椅子に腰掛けたまま、一輝は女の背中を見送った。採用されるかはわからないが、新入りがマネージャーを女将さん呼ばわりしたなんて、格好の笑いの種でしかない。
「終わった……」彼は力なく椅子に沈み込んだ。
それでも、彼女のクールな態度がわずかな希望を与えてくれた。人を小馬鹿にした噂話とは無縁そうな、気高いオーラのようなものを彼女から感じていたのだ。
お茶を啜り、もう一度、今度は大きく伸びをした。口は閉じたまま、欠伸を噛みころすようにすると、鼻腔から流れ込む空気に、甘い果物のような匂いを見つけた。
陽気な鼻歌と共に、『うちの人』が現れた。
「こんなすごいの初めてよ~ そーれ、ぴょい、ぴょい」
二回目のぴょいのタイミングで彼は廊下から顔を覗かせ、一輝と目が合った。お茶はまだ温かい。禿げ、チョビ髭、笑顔。
「藤原くんだね」
「はい、藤原です」あわてて立ち上がった。「本日はお時間をいただきありがとうございます」
「時間ならいくらでもあるよ~」
先手を取られたと一輝は思った。サッと立って先に挨拶するつもりだったが、気の抜けた鼻歌にやられた。どうぞと促されて、改めて腰を下ろした。

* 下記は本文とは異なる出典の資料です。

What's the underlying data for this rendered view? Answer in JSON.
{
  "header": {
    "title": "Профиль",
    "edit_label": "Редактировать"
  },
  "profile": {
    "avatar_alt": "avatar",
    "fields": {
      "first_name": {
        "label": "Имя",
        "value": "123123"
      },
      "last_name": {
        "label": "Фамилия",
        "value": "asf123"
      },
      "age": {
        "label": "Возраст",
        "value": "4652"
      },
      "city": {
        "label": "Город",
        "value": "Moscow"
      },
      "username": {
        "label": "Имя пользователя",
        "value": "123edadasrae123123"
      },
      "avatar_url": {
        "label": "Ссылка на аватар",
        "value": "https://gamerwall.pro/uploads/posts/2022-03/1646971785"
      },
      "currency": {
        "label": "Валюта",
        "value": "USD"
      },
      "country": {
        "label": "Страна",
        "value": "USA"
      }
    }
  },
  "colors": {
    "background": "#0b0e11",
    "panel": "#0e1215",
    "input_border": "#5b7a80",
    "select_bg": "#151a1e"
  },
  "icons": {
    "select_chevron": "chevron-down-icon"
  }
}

鼻歌の主は「私がここの社長です」と自己紹介をして、胸ポケットから名刺を取り出し、丁寧に両手で差し出した。
面接はトントン拍子に進んだ。さっきまでの緊張は一体なんだったのかと一輝は思った。シフトにどれくらい入れるかを訊かれて、あとは待遇と仕事内容の説明。オーナー店長が採用担当だから話が早い。まるで最初から採用が決まっているかのようだった。

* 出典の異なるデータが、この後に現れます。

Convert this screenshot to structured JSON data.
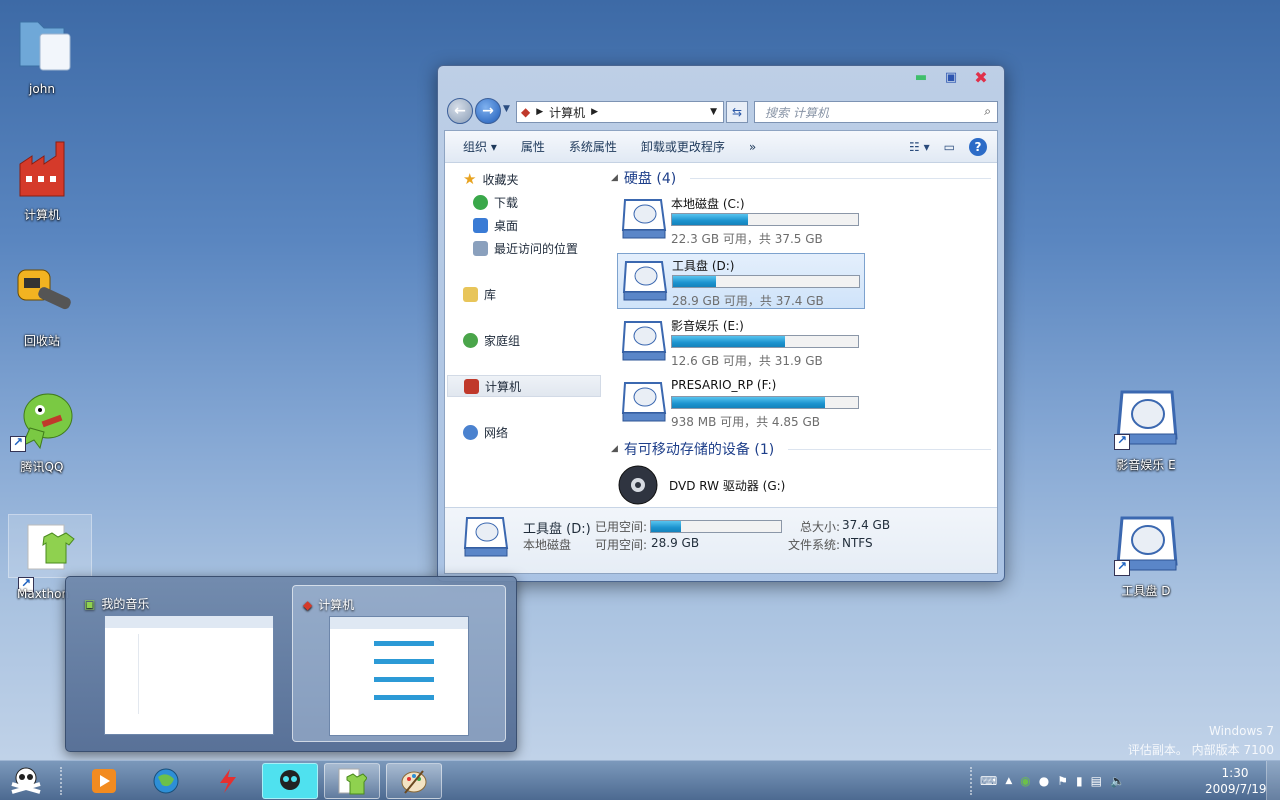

定期があるから交通費はかからないと伝えると、「それなら、賄いのうな重は特上だ。肝吸いもついちゃうよ」と菊夫は笑顔で答えた。どこまで本気にしていいかはわからないが、賄いがあるのはありがたい。実家通いとはいえ、学費が親の肩にのしかかる。ふと奨学金のことが一輝の頭をよぎったが、鰻の焼ける匂いにかき消された。